It’s time to answer another question posted in the comment section on March 31st.
Eva posted this: I really like the variations in the design you have in the picture. I have some beginner questions since I’m not familiar with fiber arts. What are all the types of materials you can use in fiber art?
The simplest definition I was able to find is on Wikipedia: “Fiber art is a style of fine art which uses textiles such as fabric, yarn, and natural and synthetic fibers. It focuses on the materials and on the manual labor involved as part of its significance.”
The answer in itself is simple but may not shed enough light on the topic, especially if the person who poses it is new to the genre. Yes, fiber art revolves around the use of fiber and/or textiles. It also encompasses countless techniques. These range from quilting, embroidery, collage, weaving, spinning, knitting, crocheting, macrame, distressing fabrics to achieve specific textures, recycling fabrics, and even incorporating paper (handmade and commercial).

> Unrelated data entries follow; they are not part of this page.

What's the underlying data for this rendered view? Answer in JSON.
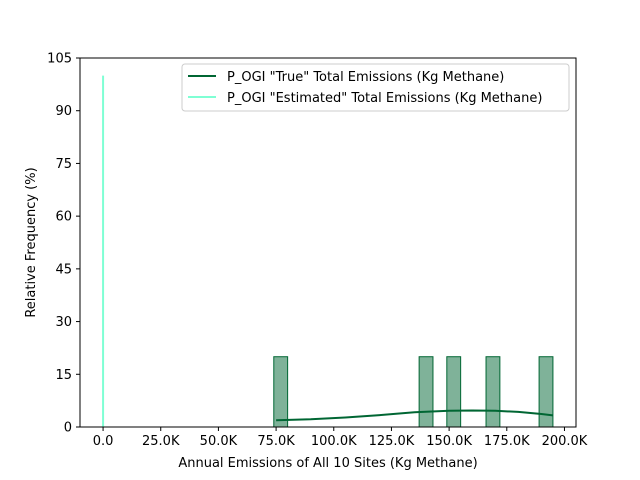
{
  "chart_data": {
    "type": "histogram",
    "xlabel": "Annual Emissions of All 10 Sites (Kg Methane)",
    "ylabel": "Relative Frequency (%)",
    "xlim": [
      -10000,
      205000
    ],
    "ylim": [
      0,
      105
    ],
    "x_ticks": [
      0,
      25000,
      50000,
      75000,
      100000,
      125000,
      150000,
      175000,
      200000
    ],
    "x_tick_labels": [
      "0.0",
      "25.0K",
      "50.0K",
      "75.0K",
      "100.0K",
      "125.0K",
      "150.0K",
      "175.0K",
      "200.0K"
    ],
    "y_ticks": [
      0,
      15,
      30,
      45,
      60,
      75,
      90,
      105
    ],
    "y_tick_labels": [
      "0",
      "15",
      "30",
      "45",
      "60",
      "75",
      "90",
      "105"
    ],
    "legend_position": "top-right",
    "series": [
      {
        "name": "P_OGI \"True\" Total Emissions (Kg Methane)",
        "color": "#006633",
        "bar_fill": "#7fb299",
        "bins": [
          {
            "x0": 74000,
            "x1": 80000,
            "value": 20
          },
          {
            "x0": 137000,
            "x1": 143000,
            "value": 20
          },
          {
            "x0": 149000,
            "x1": 155000,
            "value": 20
          },
          {
            "x0": 166000,
            "x1": 172000,
            "value": 20
          },
          {
            "x0": 189000,
            "x1": 195000,
            "value": 20
          }
        ],
        "kde": {
          "x": [
            75000,
            90000,
            105000,
            120000,
            135000,
            150000,
            160000,
            170000,
            180000,
            190000,
            195000
          ],
          "y": [
            1.9,
            2.2,
            2.7,
            3.4,
            4.2,
            4.6,
            4.7,
            4.6,
            4.3,
            3.7,
            3.3
          ]
        }
      },
      {
        "name": "P_OGI \"Estimated\" Total Emissions (Kg Methane)",
        "color": "#7fffd4",
        "bins": [
          {
            "x0": 0,
            "x1": 0,
            "value": 100
          }
        ]
      }
    ]
  }
}
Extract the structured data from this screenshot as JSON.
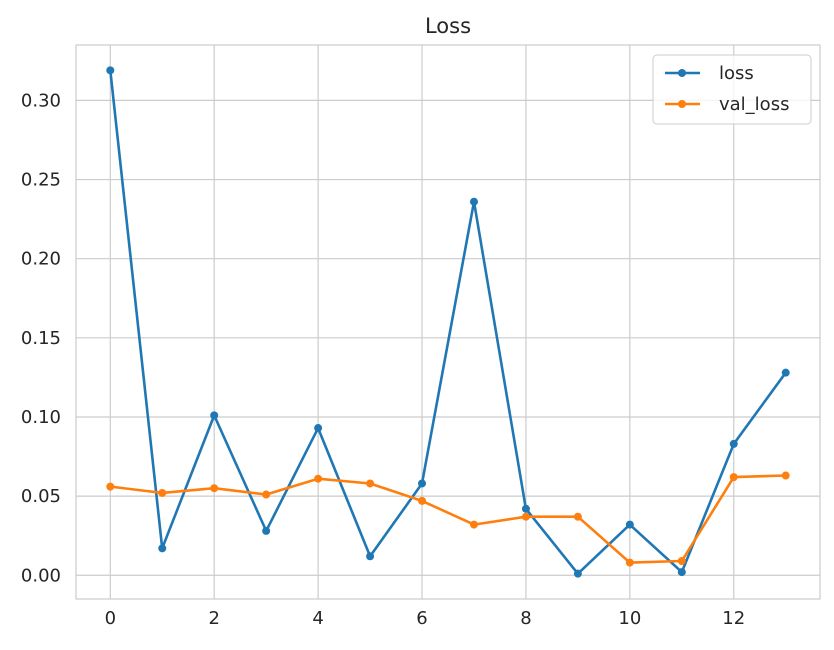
{
  "chart_data": {
    "type": "line",
    "title": "Loss",
    "xlabel": "",
    "ylabel": "",
    "x": [
      0,
      1,
      2,
      3,
      4,
      5,
      6,
      7,
      8,
      9,
      10,
      11,
      12,
      13
    ],
    "series": [
      {
        "name": "loss",
        "color": "#1f77b4",
        "values": [
          0.319,
          0.017,
          0.101,
          0.028,
          0.093,
          0.012,
          0.058,
          0.236,
          0.042,
          0.001,
          0.032,
          0.002,
          0.083,
          0.128
        ]
      },
      {
        "name": "val_loss",
        "color": "#ff7f0e",
        "values": [
          0.056,
          0.052,
          0.055,
          0.051,
          0.061,
          0.058,
          0.047,
          0.032,
          0.037,
          0.037,
          0.008,
          0.009,
          0.062,
          0.063
        ]
      }
    ],
    "xlim": [
      -0.66,
      13.66
    ],
    "ylim": [
      -0.015,
      0.335
    ],
    "x_ticks": [
      "0",
      "2",
      "4",
      "6",
      "8",
      "10",
      "12"
    ],
    "y_ticks": [
      "0.00",
      "0.05",
      "0.10",
      "0.15",
      "0.20",
      "0.25",
      "0.30"
    ],
    "grid": true,
    "legend_position": "top-right"
  }
}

As long as the work conceived and created is rooted in textiles it can be considered “fiber art.” The discussion veers off from here: What is the difference between craft and fiber art? Visions of macrame plant holders from the 1970s come to mind… I am going out on a limb when I state that “not all work with fiber and fabric is considered art.”
It is the age-old debate of craft versus art… and it will continue for as long as the world goes round. My statement that not all work with fibers and textiles is art stems from my personal experience: I consider art an object that may or may not be functional. Since we are talking art, I will use the quilt as my main example. I consider a functional quilt finely crafted, but solely deemed to cover a bed not art. I believe that the functional item can be finely crafted, but I would not label it fine art.
What about a piece of wall art that is created with quilting and embroidery techniques? I can hear your question now. A textile piece solely created to hang on a wall is art. I go as far and call it visual art. Let’s analyze this: It hangs on a wall, and its only function is for the owner to delight in its color, shape, composition. It will never be used to cover a bed, warm a child or your cold knees on a chilly winter night.
I did say that functional pieces can be considered art. A finely embroidered and embellished fabric box can be considered sculptural and art. Let’s open this topic up for discussion: What are the readers’ thoughts? I am curious to hear from you, as I am sure Eva is as well.